1 thought on “‘The X Factor’, CFIDS Association of America, looks at where we are in XMRV research, 13 September 2011”

  1. Lo and Alter have already made it clear that their paper supports the findings of Lombardi et al., the study headed up by Mikovits.

    XMRV was incorrectly named, if people were hoping the name to indicate how similar these human gammaretrovirses are to the types different types of MLVs. It is important that people are aware that the names of these types were not given for scientific reasons. They were subjective and were disproven last year. So there is no scientific reason to believe that xenotropic polytropic and modified polytropic variants are not the same family of viruses. This too is a common grouping for other retroviruses. Take Feline leukaemia viruses (FeLV), the different types are not considered to be different viruses.

    Now XMRV is one variant. It is a xenotropic polytropic hybrid. The CDC may have found that it also part ecotropic, research still to be published. In Lombardi Silverman only fully sequenced 3 strains that were all found to be the XMRV variant. The others, from all the other positive patients are still to be fully sequenced. What are they? Lo found polytropic and modified polytropic type sequences. The same as Lombardi did. They also found a third, modified polytropic. This was reported by the WPI/NCI months before as also one of their findings. So they do support each other.

    As all the negative papers have failed to replicate proven methods or diagnostically validate their new methods, they remain negative papers. Not papers that can refute the findings of papers that used different methods that were validated. It really is science 101. Any paper that does this cannot seriously be considered as even remotely suggesting issues with Lombardi or Lo et al. It doesn’t matter if you claim to have retested previous positives if your assay has never been shown capable of detecting wild-type virus.

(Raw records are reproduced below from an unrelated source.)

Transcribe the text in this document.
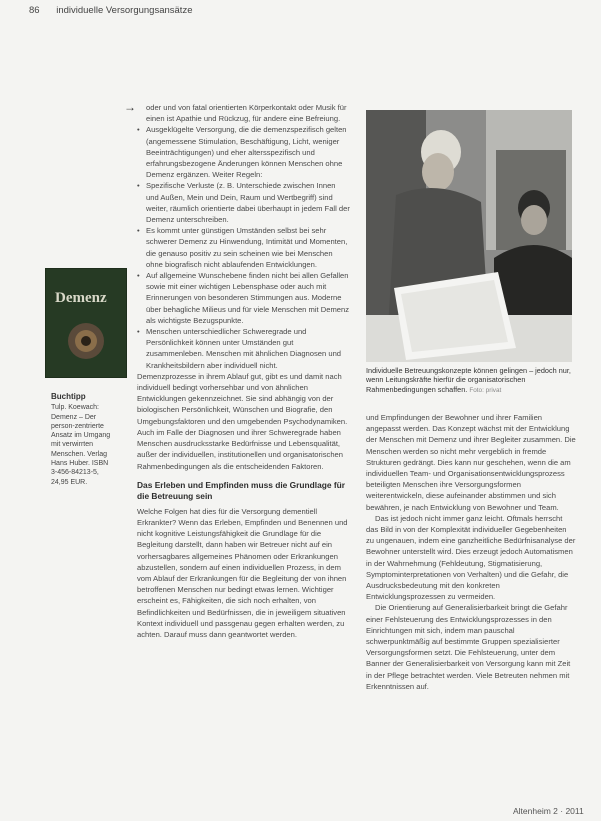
86 individuelle Versorgungsansätze
→	oder und von fatal orientierten Körperkontakt oder Musik für einen ist Apathie und Rückzug, für andere eine Befreiung.

• Ausgeklügelte Versorgung, die die demenzspezifisch gelten (angemessene Stimulation, Beschäftigung, Licht, weniger Beeinträchtigungen) und eher altersspezifisch und erfahrungsbezogene Änderungen können Menschen ohne Demenz ergänzen. Weiter Regeln:
• Spezifische Verluste (z. B. Unterschiede zwischen Innen und Außen, Mein und Dein, Raum und Wertbegriff) sind weiter, räumlich orientierte dabei überhaupt in jedem Fall der Demenz unterschreiben.
• Es kommt unter günstigen Umständen selbst bei sehr schwerer Demenz zu Hinwendung, Intimität und Momenten, die genauso positiv zu sein scheinen wie bei Menschen ohne biografisch nicht ablaufenden Entwicklungen.
• Auf allgemeine Wunschebene finden nicht bei allen Gefallen sowie mit einer wichtigen Lebensphase oder auch mit Erinnerungen von besonderen Stimmungen aus. Moderne über behagliche Milieus und für viele Menschen mit Demenz als wichtigste Bezugspunkte.
• Menschen unterschiedlicher Schweregrade und Persönlichkeit können unter Umständen gut zusammenleben. Menschen mit ähnlichen Diagnosen und Krankheitsbildern aber individuell nicht.

Demenzprozesse in ihrem Ablauf gut, gibt es und damit nach individuell bedingt vorhersehbar und von ähnlichen Entwicklungen gekennzeichnet. Sie sind abhängig von der biologischen Persönlichkeit, Wünschen und Biografie, den Umgebungsfaktoren und den umgebenden Psychodynamiken. Auch im Falle der Diagnosen und ihrer Schweregrade haben Menschen ausdrucksstarke Bedürfnisse und Lebensqualität, außer der individuellen, institutionellen und organisatorischen Rahmenbedingungen als die entscheidenden Faktoren.

Das Erleben und Empfinden muss die Grundlage für die Betreuung sein

Welche Folgen hat dies für die Versorgung dementiell Erkrankter? Wenn das Erleben, Empfinden und Benennen und nicht kognitive Leistungsfähigkeit die Grundlage für die Begleitung darstellt, dann haben wir Betreuer nicht auf ein vorhersagbares allgemeines Phänomen oder Erkrankungen abzustellen, sondern auf einen individuellen Prozess, in dem vom Ablauf der Erkrankungen für die Begleitung der von ihnen betroffenen Menschen nur bedingt etwas lernen. Wichtiger erscheint es, Fähigkeiten, die sich noch erhalten, von Befindlichkeiten und Bedürfnissen, die in jeweiligem situativen Kontext individuell und passgenau gegen erhalten werden, zu achten. Darauf muss dann geantwortet werden.

Demenz
Buchtipp
Tulp. Koewach:
Demenz – Der
person-zentrierte
Ansatz im Umgang
mit verwirrten
Menschen. Verlag
Hans Huber. ISBN
3-456-84213-5,
24,95 EUR.
Individuelle Betreuungskonzepte können gelingen – jedoch nur, wenn Leitungskräfte hierfür die organisatorischen Rahmenbedingungen schaffen. Foto: privat

und Empfindungen der Bewohner und ihrer Familien angepasst werden. Das Konzept wächst mit der Entwicklung der Menschen mit Demenz und ihrer Begleiter zusammen. Die Menschen werden so nicht mehr vergeblich in fremde Strukturen gedrängt. Dies kann nur geschehen, wenn die am individuellen Team- und Organisationsentwicklungsprozess beteiligten Menschen ihre Versorgungsformen weiterentwickeln, diese aufeinander abstimmen und sich bewähren, je nach Entwicklung von Bewohner und Team.

Das ist jedoch nicht immer ganz leicht. Oftmals herrscht das Bild in von der Komplexität individueller Gegebenheiten zu ungenauen, indem eine ganzheitliche Bedürfnisanalyse der Bewohner unterstellt wird. Dies erzeugt jedoch Automatismen in der Wahrnehmung (Fehldeutung, Stigmatisierung, Symptominterpretationen von Verhalten) und die Gefahr, die Ausdrucksbedeutung mit den konkreten Entwicklungsprozessen zu vermeiden.

Die Orientierung auf Generalisierbarkeit bringt die Gefahr einer Fehlsteuerung des Entwicklungsprozesses in den Einrichtungen mit sich, indem man pauschal schwerpunktmäßig auf bestimmte Gruppen spezialisierter Versorgungsformen setzt. Die Fehlsteuerung, unter dem Banner der Generalisierbarkeit von Versorgung kann mit Zeit in der Pflege betrachtet werden. Viele Betreuten nehmen mit Erkenntnissen auf.

Altenheim 2 · 2011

    Still, there is no scientific evidence of contamination, but there is evidence that Paprokta et al. failed to report the use of a third assay in the paper that tried and failed to claim that a cell line, not properly investigated was the origin of one variant of XMRV. A cell line that does not contain other strains and variants of human gammaretroviruses. A cell line that has never been in the WPI/NCI/Lo or Alter labs.

    The sequence diversity of human gammaretroviruses is also typical of a gammaretrovirus. That is no argument from which to build a case of contamination from. It is also the same for deltaretroviruses and betaretroviruses. All of these rely on colonal expansion to increase their numbers. This makes genetic diversity almost impossible. Many retroviruses in fact have less than 2% diversity. So why is anyone using diversity as argument?